As always, Willis’ only path to enlightenment is through crappy Excel charts. He theorizes (let’s be generous for a moment) that:

because energy cannot be created or destroyed. If we add extra energy to the system, it has to either leave the system via increased radiation or get stored in the ocean. There is no “lag” or “in the pipeline” possible.

This lets him assert that any discrepancy is proof that the mainstream climatologists are wrong. Handy that, although it doesn’t show any awareness of what Trenberth’s real concern was: that there were areas of the ocean that are inadequately monitored, with potentially unaccounted energy flows.

Still, Willis races on to his profound insight:

I make no hard claims about any of this, as I don’t know where the missing energy really is. I don’t even know if this is the missing energy that Trenberth was talking about. My theory is that the energy is not missing, but that Equation 2 is wrong. My hypothesis is that the earth responds to volcanoes and other forcing losses by cutting back on clouds and thunderstorms.

Sorry dude, a climate hypothesis isn’t something pulled out of your ass, it’s something that uses a real physical mechanism to accurately explain measured values. Changing thermodynamics to suit your interests doesn’t pass muster.

Confirmation of Solar forcing of the semi-annual variation of length-of-day

Confirmation of Solar forcing of the semi-annual variation of length-of-day. December 23rd gave us Anthony Watts’ first Christmas Guest, and Paul Vaughn (M.Sc.) served up a delightful slice of Dunning-Kruger pudding. There’s nothing a denialist likes more than a new and obscure correlation to (briefly) divert the conversation… Causation is for sissies.

Paul wants to show that Earth’s Length of Day is influenced by cosmic rays, which slightly affect atmospheric density. Hence, using the power of wishful thinking, all Global Warming is natural and will reverse itself. Eventually. Paul gives us lots of cluttered stock promoter-style charts, spreading a tiny proportional change over a full chart range. You’d think an analytical genius like, perhaps, Steve McIntyre would call him to task on it wouldn’t you?
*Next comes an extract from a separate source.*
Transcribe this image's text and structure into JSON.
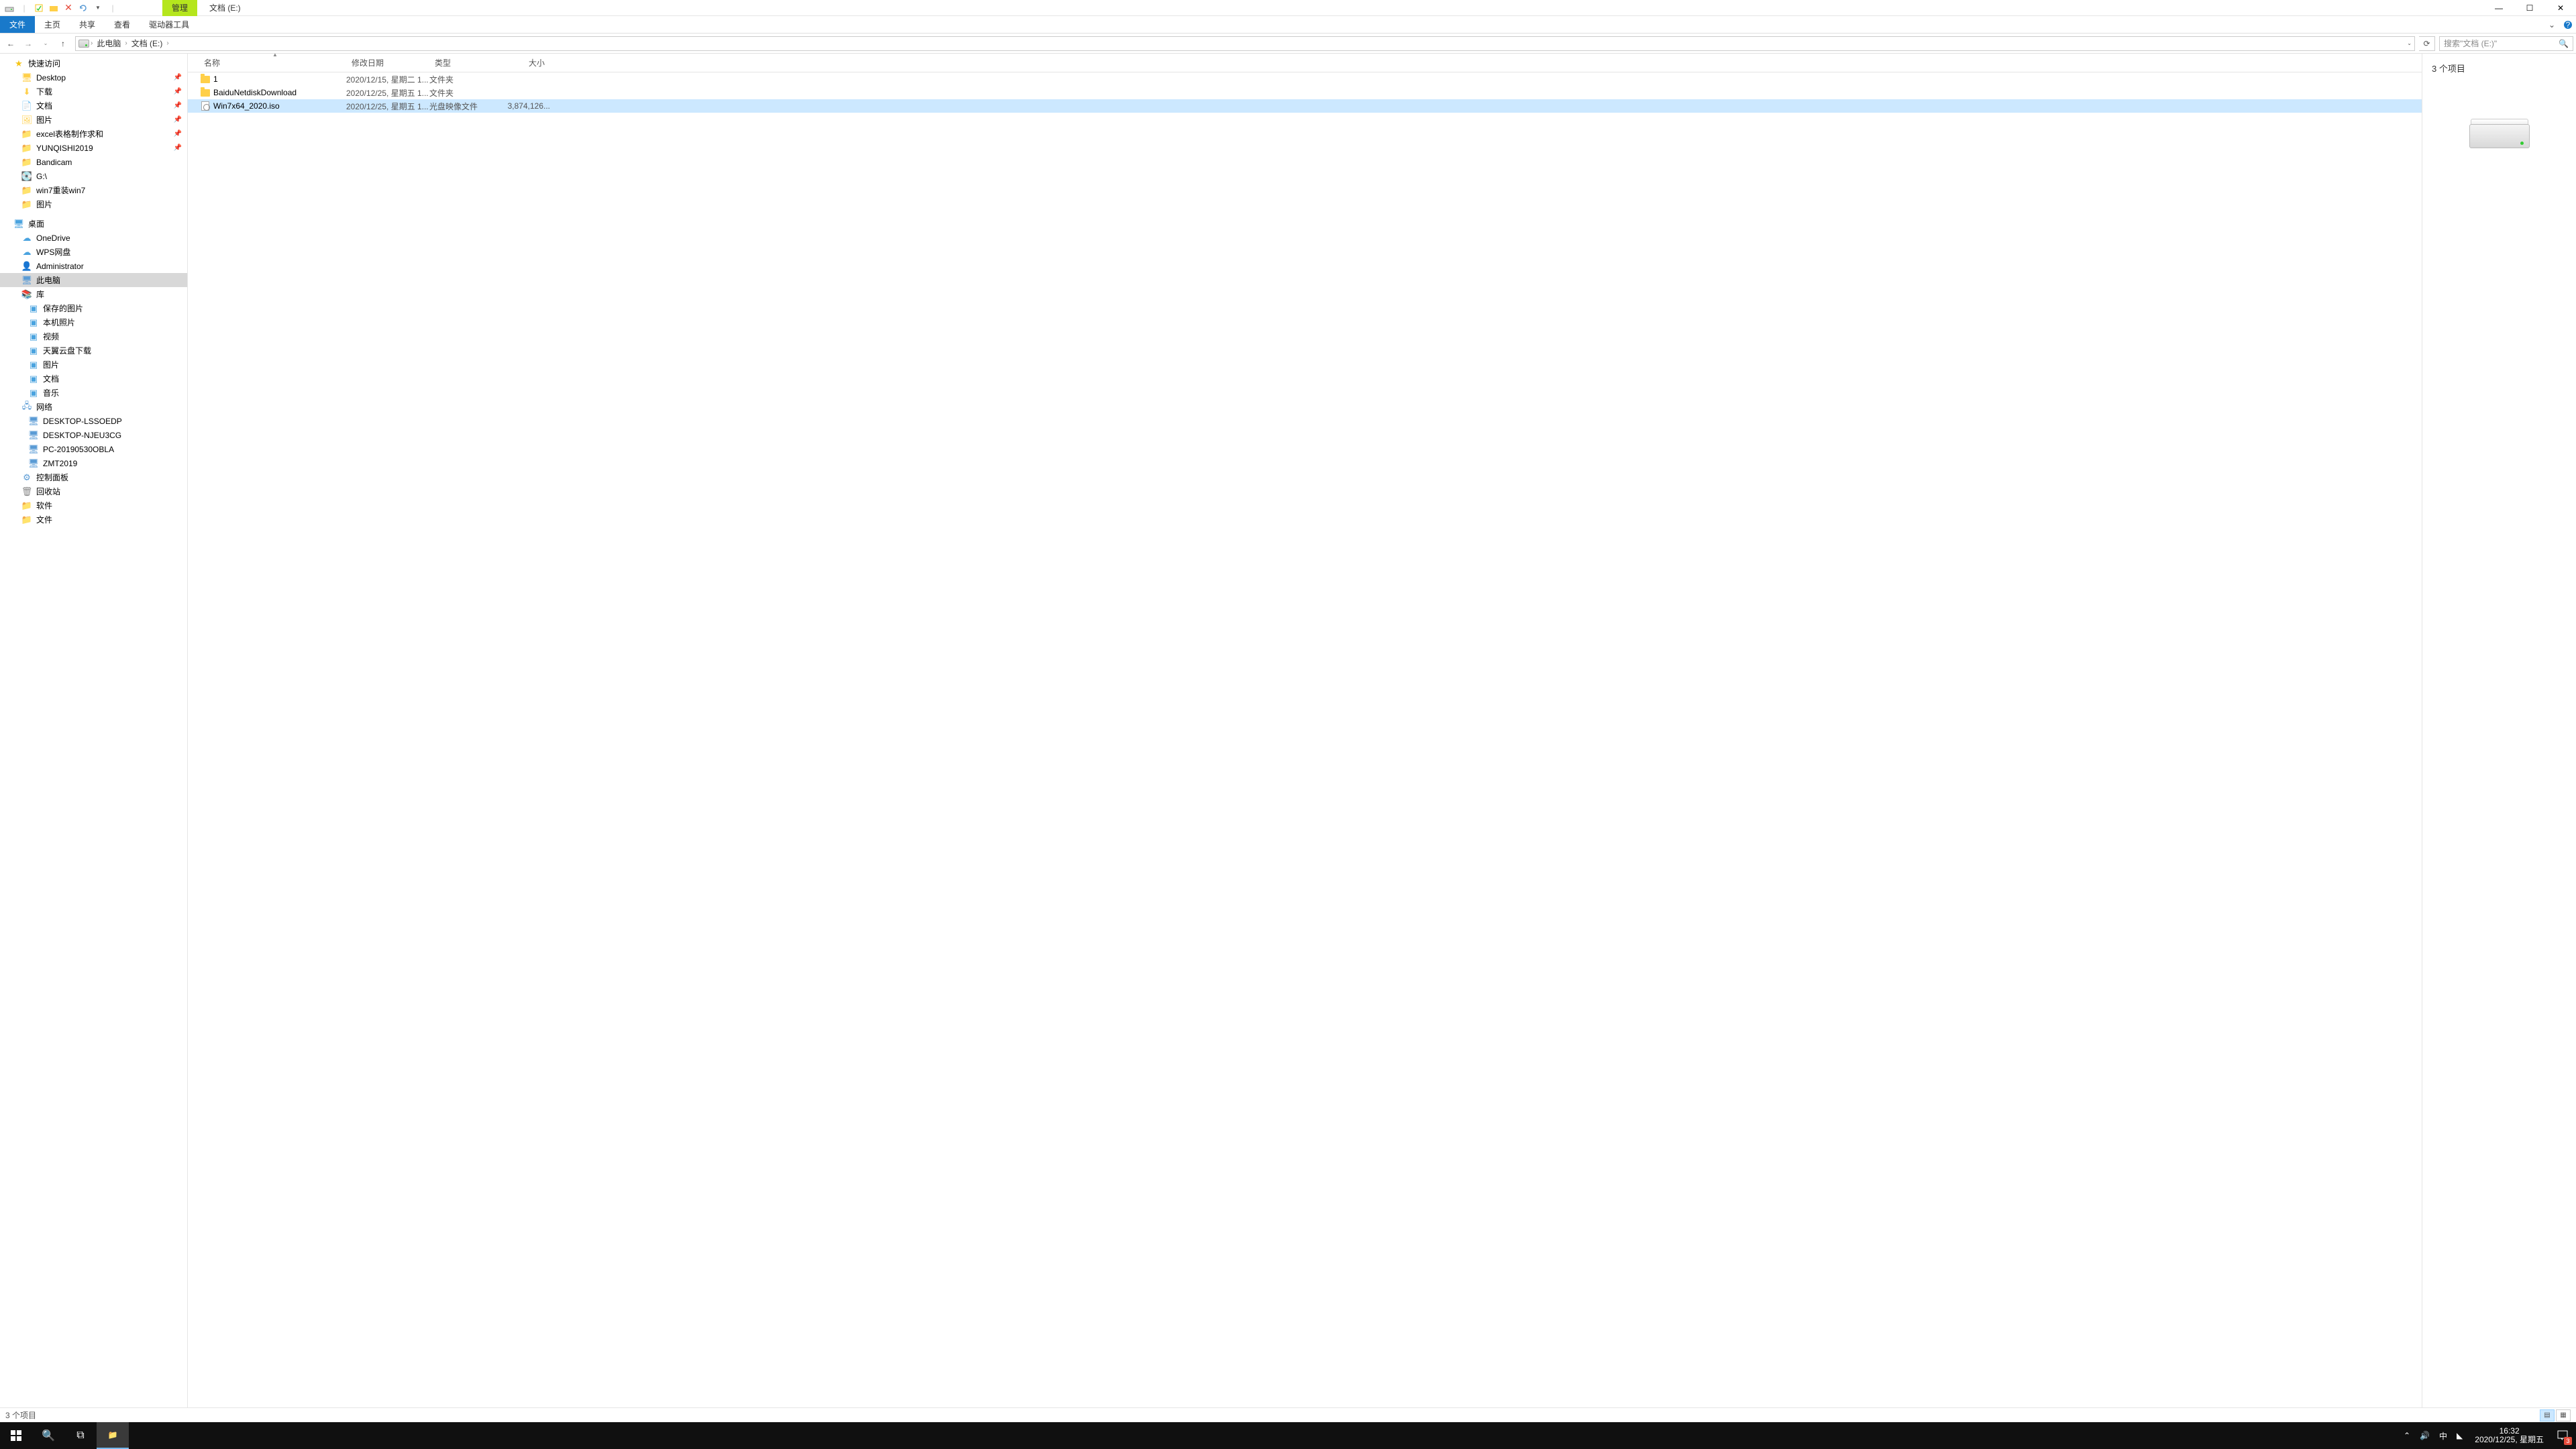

Yes, atmospheric and oceanic angular momentum impacts Length of Day. Trivially. This influence, measured as being on the order of one millisecond out of 86,400,000 over a period of months, is significant? Try again. Cue the ignorant arguments about magnetic fields in the comments.

The Story Told by the Southern Oscillation Index

The Story Told by the Southern Oscillation Index. David Archibald guest-posts on Anthony Watts’ blog, trying to make the case that the Southern Oscillation Index, which supposedly influences the Pacific Ocean’s El Niño currents, proves that Global Warming is all just a natural wobble.

Except the “The Story” boils down to arm-waving over very noisy data (with a side reference to Climategate) and concludes with “for some as yet unknown reason.”

Now that’s blog science, Anthony-style…

Has Charles Dickens shaped our perception of climate change?

Has Charles Dickens shaped our perception of climate change?” Anthony Watts re-posts a massive indigestible lump of old nonsense from the Air Vent by Tony Brown. Apparently the novels of Charles Dickens prove that the thermometers all over the world were wrong! Uh huh.

Yup, snow in winter proves that there’s no Global Warming.

Testing … testing … is this model powered up?

Testing … testing … is this model powered up?” Willis Eschenbach guest posts on Anthony Watts’ website and mentions about Judith Curry’s “excellent blog”, where she has apparently been talking in her usual vague way about a subject that she seems to have only a superficial understanding of. In this case about “verifying and validating” climate models.

After drowning us in a deluge of Excel charts derived from a variety of old (6+ years) climate models and using a conveniently short 20-year span, Willis tells us that generalized climate models don’t mirror the specific fluctuations of real temperature trends well enough. This, somehow, is a surprise to Willis. Apparently all the climate models must be discarded now.

Newsflash: “general” is not “specific”. The impact of one-time events will never be predicted. Regardless, I guess we can’t trust any of them sneaky climate computer models, can we Anthony?